High quality entries were submitted that resulted in 7 winners!  The winners had their work featured at the May 2016 Mule Deer Foundation banquet held by the Okanogan Trails Chapter, and were awarded scholarship amounts to support their continued learning. Congratulations to our winners and thank you to all that participated, we were inspired by the entries!  A few of the visual aids from contest winners are below.

Scholarship contest entry by winner Jenna Valentine.

 

Scholarship contest entry by winner Madeleine Graham.

 

Scholarship contest entry by winner Mikayla.

Colville Confederated Tribes show support for safer passage on Highway 97

The Confederated Tribes of the Colville Nation send a signed letter of support for the work of our coalition and improvements to provide safer passage on Highway 97 for people and wildlife.

The letter states, “The Tribe is an active manager of its natural resources, and values working with communities and organizations on landscape level projects that contribute to the recovery and protection of wildlife populations and other natural resources.  The Safe Passage on Highway 97 project is proposed on lands that not only fall on Tribal property, but also include lands that are within the Tribe’s usual and accustomed areas….The Tribe supports this project as it addresses the safety of motorists and protects the lives of deer and other wildlife species that utilize this area to meet their habitat needs.”

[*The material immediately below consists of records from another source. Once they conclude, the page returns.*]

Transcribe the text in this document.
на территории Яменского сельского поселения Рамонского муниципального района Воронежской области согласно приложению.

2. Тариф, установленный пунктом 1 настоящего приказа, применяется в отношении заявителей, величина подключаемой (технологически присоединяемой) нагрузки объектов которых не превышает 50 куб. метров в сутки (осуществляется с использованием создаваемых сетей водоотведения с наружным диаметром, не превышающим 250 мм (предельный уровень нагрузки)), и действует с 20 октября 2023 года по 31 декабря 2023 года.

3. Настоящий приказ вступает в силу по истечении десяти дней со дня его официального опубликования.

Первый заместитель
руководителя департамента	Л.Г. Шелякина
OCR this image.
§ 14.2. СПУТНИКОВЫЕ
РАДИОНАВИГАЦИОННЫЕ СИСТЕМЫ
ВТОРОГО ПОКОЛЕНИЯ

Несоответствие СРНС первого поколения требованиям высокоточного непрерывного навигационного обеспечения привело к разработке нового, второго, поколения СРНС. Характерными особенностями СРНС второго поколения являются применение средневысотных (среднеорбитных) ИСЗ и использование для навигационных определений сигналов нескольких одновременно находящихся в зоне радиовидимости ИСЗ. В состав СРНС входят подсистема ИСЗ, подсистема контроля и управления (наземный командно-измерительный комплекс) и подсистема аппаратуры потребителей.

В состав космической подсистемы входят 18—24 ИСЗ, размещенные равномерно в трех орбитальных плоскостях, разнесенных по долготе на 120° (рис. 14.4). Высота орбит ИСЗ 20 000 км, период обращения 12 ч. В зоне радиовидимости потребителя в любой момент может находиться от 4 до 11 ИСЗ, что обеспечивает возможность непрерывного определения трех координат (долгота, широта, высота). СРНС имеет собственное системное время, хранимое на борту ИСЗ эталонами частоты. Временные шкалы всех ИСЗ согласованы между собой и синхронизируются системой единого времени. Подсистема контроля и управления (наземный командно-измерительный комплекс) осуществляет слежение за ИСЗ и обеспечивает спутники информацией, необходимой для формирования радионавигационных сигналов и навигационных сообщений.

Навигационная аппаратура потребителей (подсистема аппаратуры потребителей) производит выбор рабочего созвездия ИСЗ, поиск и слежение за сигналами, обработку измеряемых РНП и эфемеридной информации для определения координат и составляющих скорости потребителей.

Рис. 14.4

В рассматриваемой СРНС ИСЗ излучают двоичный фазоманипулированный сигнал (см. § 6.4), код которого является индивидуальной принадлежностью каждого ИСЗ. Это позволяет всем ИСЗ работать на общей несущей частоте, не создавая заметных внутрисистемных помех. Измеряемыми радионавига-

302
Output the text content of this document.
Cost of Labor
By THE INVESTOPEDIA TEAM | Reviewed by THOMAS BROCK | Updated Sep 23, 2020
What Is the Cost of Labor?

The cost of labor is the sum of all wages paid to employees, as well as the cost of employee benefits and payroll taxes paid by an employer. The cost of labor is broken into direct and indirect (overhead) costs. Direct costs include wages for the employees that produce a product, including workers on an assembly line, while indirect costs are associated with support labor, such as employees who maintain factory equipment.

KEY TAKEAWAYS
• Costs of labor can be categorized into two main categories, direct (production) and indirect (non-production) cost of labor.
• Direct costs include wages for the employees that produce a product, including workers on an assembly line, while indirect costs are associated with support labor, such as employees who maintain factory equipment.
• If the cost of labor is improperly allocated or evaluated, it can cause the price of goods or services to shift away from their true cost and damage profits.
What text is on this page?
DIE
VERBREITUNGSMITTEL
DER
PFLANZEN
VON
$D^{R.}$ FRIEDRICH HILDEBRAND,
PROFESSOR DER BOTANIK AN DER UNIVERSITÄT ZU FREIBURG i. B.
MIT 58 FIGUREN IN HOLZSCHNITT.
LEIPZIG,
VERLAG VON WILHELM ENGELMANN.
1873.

Okanogan County Sheriff’s Office vehicle damaged after hitting a deer

Omak Chronicle Article, December 5th 2012.  An Okanogan County Sheriff’s Office vehicle was damaged Dec 2 when the deputy driving it hit a deer on U.S. Highway 97 two miles north of town.  Deputy Josh Brown was not injured.  The SUV received an estimated $3,000-$4,000 damage, Sheriff Frank Rogers said.  The front passenger side quarter panel, pushbar, grill and lights were damaged.  Deputies have hit approximately 10 deer so far this year, and average six or seven a year, he said.  “I think we all have  hit one at some point,” he said.  The county is self-insured for vehicle damage, so the repair bill will come out of the sheriff’s budget.